Tue Jun 22, 2010, 9:05 PM
By The Canadian Press
OTTAWA - Aboriginal Peoples Television Network says it is appealing a decision by the chairwoman of a human rights tribunal to exclude cameras from hearings into whether the Canadian government discriminates against First Nations children through its funding of on-reserve child welfare agencies.
APTN CEO Jean Larose said in an interview broadcast Tuesday the case "goes to the heart" of aboriginal communities across the country.
"The number of children that are in care is way out of whack with the rest of Canada," he said. "For the chair to decide there is no role for our cameras in the room to me smacks of the same type of paternalism that we have had to deal with from governments for hundreds of years."
Tribunal chairwoman Shirish Chotalia ruled late last month against allowing television cameras in to record the tribunal's hearings into the complaint against the federal government launched by the Assembly of First Nations and the First Nations Child and Family Caring Society.

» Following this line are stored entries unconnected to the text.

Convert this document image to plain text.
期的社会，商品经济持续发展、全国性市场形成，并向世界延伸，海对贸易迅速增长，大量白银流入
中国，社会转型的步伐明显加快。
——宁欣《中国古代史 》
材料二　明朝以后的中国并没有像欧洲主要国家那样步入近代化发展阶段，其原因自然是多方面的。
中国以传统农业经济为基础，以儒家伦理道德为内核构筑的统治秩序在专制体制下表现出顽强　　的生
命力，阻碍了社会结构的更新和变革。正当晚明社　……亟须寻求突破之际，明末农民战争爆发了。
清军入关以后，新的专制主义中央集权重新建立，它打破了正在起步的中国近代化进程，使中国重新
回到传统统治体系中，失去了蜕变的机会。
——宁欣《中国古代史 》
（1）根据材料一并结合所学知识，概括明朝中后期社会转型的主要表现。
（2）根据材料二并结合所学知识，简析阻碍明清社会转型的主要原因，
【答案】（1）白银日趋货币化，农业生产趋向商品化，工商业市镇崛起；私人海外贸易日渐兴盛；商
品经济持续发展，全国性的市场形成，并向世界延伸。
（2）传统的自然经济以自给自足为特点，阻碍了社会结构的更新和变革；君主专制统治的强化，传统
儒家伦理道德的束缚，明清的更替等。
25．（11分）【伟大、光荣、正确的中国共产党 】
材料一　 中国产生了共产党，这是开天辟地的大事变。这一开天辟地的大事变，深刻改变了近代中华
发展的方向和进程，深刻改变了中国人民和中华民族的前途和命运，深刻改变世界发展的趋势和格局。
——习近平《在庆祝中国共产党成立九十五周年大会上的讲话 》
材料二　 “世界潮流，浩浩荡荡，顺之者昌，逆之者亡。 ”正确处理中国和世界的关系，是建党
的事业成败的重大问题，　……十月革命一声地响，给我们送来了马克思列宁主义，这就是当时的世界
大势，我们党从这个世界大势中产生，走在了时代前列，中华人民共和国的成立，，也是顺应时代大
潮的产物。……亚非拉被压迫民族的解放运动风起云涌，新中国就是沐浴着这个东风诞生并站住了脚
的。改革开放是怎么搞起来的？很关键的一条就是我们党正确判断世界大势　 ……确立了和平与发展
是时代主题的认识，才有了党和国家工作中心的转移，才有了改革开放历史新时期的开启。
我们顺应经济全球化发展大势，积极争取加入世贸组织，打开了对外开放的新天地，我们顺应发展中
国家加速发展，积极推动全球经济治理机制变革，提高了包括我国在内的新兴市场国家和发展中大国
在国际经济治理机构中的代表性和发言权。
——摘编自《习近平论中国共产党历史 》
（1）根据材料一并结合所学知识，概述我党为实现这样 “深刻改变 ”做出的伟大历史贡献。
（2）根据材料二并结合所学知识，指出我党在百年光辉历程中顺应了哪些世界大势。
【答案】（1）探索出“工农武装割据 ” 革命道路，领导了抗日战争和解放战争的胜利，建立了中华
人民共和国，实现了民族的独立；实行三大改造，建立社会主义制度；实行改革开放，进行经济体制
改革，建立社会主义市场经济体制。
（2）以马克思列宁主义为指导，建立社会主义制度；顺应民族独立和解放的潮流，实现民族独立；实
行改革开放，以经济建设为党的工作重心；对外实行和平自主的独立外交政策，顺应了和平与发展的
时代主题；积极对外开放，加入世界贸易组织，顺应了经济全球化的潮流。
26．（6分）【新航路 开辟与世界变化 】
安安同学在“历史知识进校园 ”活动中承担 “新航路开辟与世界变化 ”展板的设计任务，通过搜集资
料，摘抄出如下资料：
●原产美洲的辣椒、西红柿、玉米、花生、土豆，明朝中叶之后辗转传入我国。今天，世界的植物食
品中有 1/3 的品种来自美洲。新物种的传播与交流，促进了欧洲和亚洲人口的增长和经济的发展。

Chotalia ruled that having cameras present would be disruptive to witnesses, including officials with the Department of Indian Affairs.
"I find that camera access will inevitably compromise the privacy of hearing participants to an intolerable degree and introduce an element of distraction which is detrimental to the hearing process," wrote Chotalia in her ruling.
Larose said APTN believes the chairwoman made some errors of law in the ruling, adding the network is also mulling a much broader argument to overturn the camera ban.
"We are having discussions on a couple of other elements that we think applies to the tribunal as it does to any other court and they are linked to recent Supreme Court decisions on how agencies and other must deal with aboriginal peoples."
The assembly and the Caring Society contend that Indian Affairs underfunds on-reserve child and family services by about $100 million annually.
Their human rights complaint argues the department discriminates against First Nations children by not funding their agencies to the level available to comparable off-reserve agencies.
Indian Affairs funds child welfare services on reserves through its First Nations Child and Family Services Program, created in 1990, and through a separate agreement with Ontario called the 1965 Indian Welfare Agreement.
The department is responsible for more than 100 First Nations agencies that deal with about 160,000 children and youth across the country.
The department's funding has more than doubled over the past decade, going from $238 million in 1998-1999 to about $523 million in 2008-2009.
Critics, however, say the department has stuck to an outdated funding formula which is based on each agency having six per cent of on-reserve children in care.
B.C. Children's Minister Mary Polak wrote Indian Affairs Minister Chuck Strahl stating that the province was overwhelmed with the number of First Nations in care. She said First Nations children make up 54 per cent of those in care.
"This is a fundamental issue of equity, and there is no justification for differential treatment of children on reserve to those living off reserve," wrote Polak.
In New Brunswick, the province is considering taking legal action against the federal government over perceived chronic underfunding.
A 2008 report by Canada's auditor-general found that up to 28 per cent of on-reserve children could be found in care at any given time.